When news went mainstream on June the 8th there were mixed reports about Dridex and Locky also being down or dead, which is where I’d have liked to have given my input (unfortunately I wasn’t home). Around the time of the Necurs outage various people began reporting seeing a significant drop in Locky & Dridex spam email, which had lead some to theorize that the group behind Dridex & Locky had also been arrested.
I’d actually been monitoring Necurs for a while before the downtime and had seen it sending out Locky emails on multiple occasions so it was obvious that the Necurs downtime was also the cause of the drop in Locky emails, but what has me confused was Dridex. Personally I’ve never seen Necurs spam Dridex though I’m sure it has at some point; however, I do know that the Dridex group have a much more sophisticated operation for sending spam because they prefer to infect systems of high financial value (usually business network), which is easier if the spam operation goes unnoticed (i.e. not sent out from 2 million mostly third world computers).
As far as Locky being dead goes I guess depends on your definition of dead; if I say someone is dead I don’t expect them to show up at my door a week later with a new baby, but maybe that’s just me. As of now no new Locky emails have been seen even though the Necurs botnet is back online, but there hasn’t been any arrests announced so I’d definitely not call it dead yet.
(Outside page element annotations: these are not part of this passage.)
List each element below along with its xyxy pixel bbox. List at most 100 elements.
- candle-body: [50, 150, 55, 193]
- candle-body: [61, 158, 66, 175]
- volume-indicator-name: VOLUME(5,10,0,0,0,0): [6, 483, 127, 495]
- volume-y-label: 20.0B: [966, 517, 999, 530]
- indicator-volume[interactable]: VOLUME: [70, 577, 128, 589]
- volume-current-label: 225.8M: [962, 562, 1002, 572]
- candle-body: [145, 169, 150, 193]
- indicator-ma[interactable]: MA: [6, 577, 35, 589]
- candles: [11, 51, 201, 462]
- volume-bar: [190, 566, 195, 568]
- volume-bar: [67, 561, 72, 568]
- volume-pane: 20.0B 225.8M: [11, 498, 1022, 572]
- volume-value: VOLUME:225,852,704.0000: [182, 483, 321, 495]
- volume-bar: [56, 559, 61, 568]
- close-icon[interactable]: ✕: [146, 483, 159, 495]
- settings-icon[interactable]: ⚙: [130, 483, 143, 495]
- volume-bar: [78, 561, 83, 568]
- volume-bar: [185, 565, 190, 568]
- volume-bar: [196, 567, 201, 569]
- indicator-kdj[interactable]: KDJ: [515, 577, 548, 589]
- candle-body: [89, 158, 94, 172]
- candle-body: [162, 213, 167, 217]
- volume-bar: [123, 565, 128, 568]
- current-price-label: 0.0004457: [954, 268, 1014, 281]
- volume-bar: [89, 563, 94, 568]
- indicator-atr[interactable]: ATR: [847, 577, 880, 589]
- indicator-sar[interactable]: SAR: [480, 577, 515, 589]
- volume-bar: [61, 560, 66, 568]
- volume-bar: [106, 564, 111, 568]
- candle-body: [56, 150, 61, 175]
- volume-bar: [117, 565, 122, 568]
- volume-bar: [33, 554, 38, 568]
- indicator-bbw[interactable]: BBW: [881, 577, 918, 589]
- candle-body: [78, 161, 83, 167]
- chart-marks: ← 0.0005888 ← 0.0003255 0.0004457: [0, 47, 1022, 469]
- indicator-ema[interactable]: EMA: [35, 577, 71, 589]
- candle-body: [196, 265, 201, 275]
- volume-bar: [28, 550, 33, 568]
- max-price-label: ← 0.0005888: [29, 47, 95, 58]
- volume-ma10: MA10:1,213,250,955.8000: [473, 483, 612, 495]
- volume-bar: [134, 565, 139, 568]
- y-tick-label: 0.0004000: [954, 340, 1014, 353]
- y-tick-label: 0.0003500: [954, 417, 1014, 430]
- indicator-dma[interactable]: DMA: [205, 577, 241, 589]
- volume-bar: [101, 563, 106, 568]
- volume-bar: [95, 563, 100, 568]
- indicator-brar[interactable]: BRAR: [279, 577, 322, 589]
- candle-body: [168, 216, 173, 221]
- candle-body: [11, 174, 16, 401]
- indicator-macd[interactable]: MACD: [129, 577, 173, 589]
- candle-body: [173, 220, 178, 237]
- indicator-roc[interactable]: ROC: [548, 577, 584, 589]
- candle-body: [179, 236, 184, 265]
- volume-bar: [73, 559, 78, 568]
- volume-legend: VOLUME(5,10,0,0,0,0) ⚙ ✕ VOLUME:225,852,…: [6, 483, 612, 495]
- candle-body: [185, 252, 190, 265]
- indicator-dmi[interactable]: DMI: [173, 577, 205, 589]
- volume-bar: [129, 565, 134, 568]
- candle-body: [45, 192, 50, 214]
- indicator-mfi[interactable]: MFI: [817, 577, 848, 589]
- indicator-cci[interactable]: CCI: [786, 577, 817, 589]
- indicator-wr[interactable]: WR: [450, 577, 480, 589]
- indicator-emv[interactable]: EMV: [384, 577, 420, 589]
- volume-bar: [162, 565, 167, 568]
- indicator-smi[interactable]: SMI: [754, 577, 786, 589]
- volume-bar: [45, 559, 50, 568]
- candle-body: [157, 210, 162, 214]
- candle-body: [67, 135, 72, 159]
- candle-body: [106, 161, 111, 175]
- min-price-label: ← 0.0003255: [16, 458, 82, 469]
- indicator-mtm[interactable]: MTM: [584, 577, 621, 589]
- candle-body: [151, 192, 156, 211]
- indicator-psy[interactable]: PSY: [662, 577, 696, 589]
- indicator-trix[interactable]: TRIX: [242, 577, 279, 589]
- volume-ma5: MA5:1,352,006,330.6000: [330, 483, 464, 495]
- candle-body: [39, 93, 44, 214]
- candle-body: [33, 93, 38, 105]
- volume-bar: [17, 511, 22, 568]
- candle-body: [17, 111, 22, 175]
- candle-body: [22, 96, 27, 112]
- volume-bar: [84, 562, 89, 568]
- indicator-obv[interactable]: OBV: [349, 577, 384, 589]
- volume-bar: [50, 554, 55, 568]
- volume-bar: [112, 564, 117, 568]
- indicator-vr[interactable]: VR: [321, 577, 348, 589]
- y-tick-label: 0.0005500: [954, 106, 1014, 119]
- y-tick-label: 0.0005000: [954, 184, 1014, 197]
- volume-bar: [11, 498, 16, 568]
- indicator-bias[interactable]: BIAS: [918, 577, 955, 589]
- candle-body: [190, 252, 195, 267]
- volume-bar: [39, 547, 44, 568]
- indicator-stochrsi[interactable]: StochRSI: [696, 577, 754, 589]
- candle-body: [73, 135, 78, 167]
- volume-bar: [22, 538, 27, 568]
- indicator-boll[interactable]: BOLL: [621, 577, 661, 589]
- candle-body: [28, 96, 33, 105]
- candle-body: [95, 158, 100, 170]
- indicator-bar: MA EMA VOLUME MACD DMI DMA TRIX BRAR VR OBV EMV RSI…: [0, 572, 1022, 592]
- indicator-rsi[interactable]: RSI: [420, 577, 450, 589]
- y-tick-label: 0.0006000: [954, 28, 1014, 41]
Dridex on the other hand is still actively issuing new commands; however, no new Dridex emails have been seen either.

Conclusion

This isn’t the first time the Dridex botnet has stopped spreading, in the past it has usually happened right before a big update and with Locky pretty much confirmed to be another product of the Dridex group, as well as some evidence tying the Necurs botnets to them too, it’s not entirely impossible that they are simply busy gearing up for the next big evolution.
 Of course, only time will tell.
UPDATED 18:55 2016-06-21
Necurs has just begun spamming a new Locky campaign, this time with a clean binary featuring updated anti-vm code, so you could probably say both Necurs and Locky are definitely not dead.